There is a concept that has been gaining traction in international debate and that should be confronting us with greater urgency: gender apartheid.




Today, its most extreme example is Afghanistan under Taliban rule. Since 2021, what we are witnessing is not merely the removal of rights, but a system that reorganizes society through the exclusion of women. The imposed rules have intensified to levels that defy any previous standard. There are restrictions that render women’s voices inaudible, control their bodies in public spaces, and are grounded in a brutal logic: that women should exist at the bare minimum required to survive, not to live fully.


In some cases, even domestic violence is tolerated within limits that reveal the degree to which inequality has been institutionalized. This is no longer about isolated deviations. It is a system. Experts already describe this scenario as a contemporary model of apartheid. Yet, it is still not fully recognized as such under international law.


And here lies the central point. The concept of apartheid originates from the regime of racial segregation institutionalized in South Africa, where the Black population was systematically deprived of rights and subjected to a legal system of domination. In response, the United Nations recognized apartheid as a crime against humanity, later consolidated by the Rome Statute of the International Criminal Court.


In other words, the world was able to legally define racial segregation as unacceptable. What is now at stake is whether there will be the same clarity when this segregation is based on gender.


But an important distinction must be made. Speaking of gender apartheid is not the same as speaking of misogyny. Misogyny is diffuse, cutting across societies and manifesting in everyday violence and inequality. Gender apartheid, on the other hand, describes an institutionalized system in which the state itself organizes the exclusion of women from public, economic, and social life. This distinction matters.

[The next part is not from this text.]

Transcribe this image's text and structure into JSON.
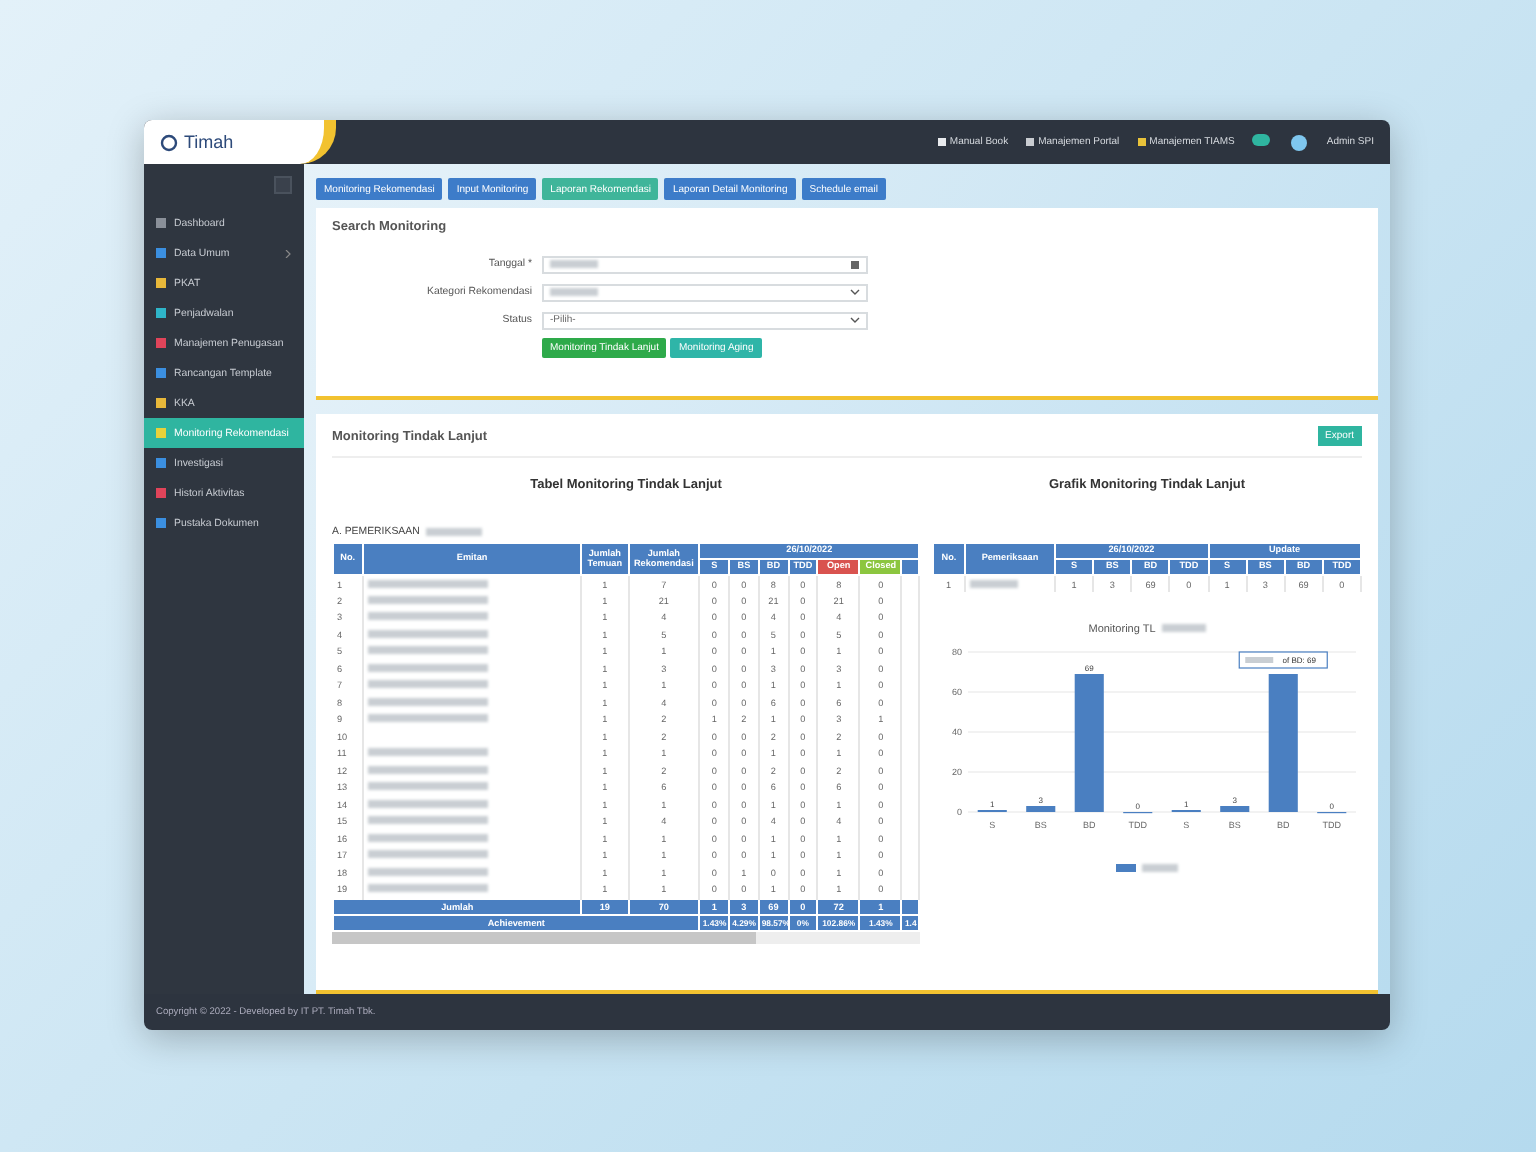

Because while Afghanistan represents today the most extreme case of this model, it does not emerge in isolation. It is connected to a broader global context of intensifying gender discrimination. Reports from Amnesty International and analyses by The Guardian point to the advancement of policies that restrict women’s rights in different countries, including Iran. In other words, what we see in Afghanistan is the extreme limit of a logic that runs across the world.


In contrast, in northern Kenya, the village of Umoja was created by women as a refuge from violence. There, men are not allowed to live. Today, it is an autonomous community, sustained by women, with its own economy and collective organization. While in some places women are erased, in others they build entire systems from their own presence.

What these extremes reveal is not merely cultural difference. It is a dispute over how power is organized.


The world does not have a peripheral problem of women’s rights. It has a structural problem in the architecture of power based on gender. Naming gender apartheid is making it visible. And making it visible is the first step toward accountability.

Between erasure and radical autonomy, there is an ongoing dispute. And perhaps the question is not only what is happening to women around the world—but what kind of world we are allowing to exist.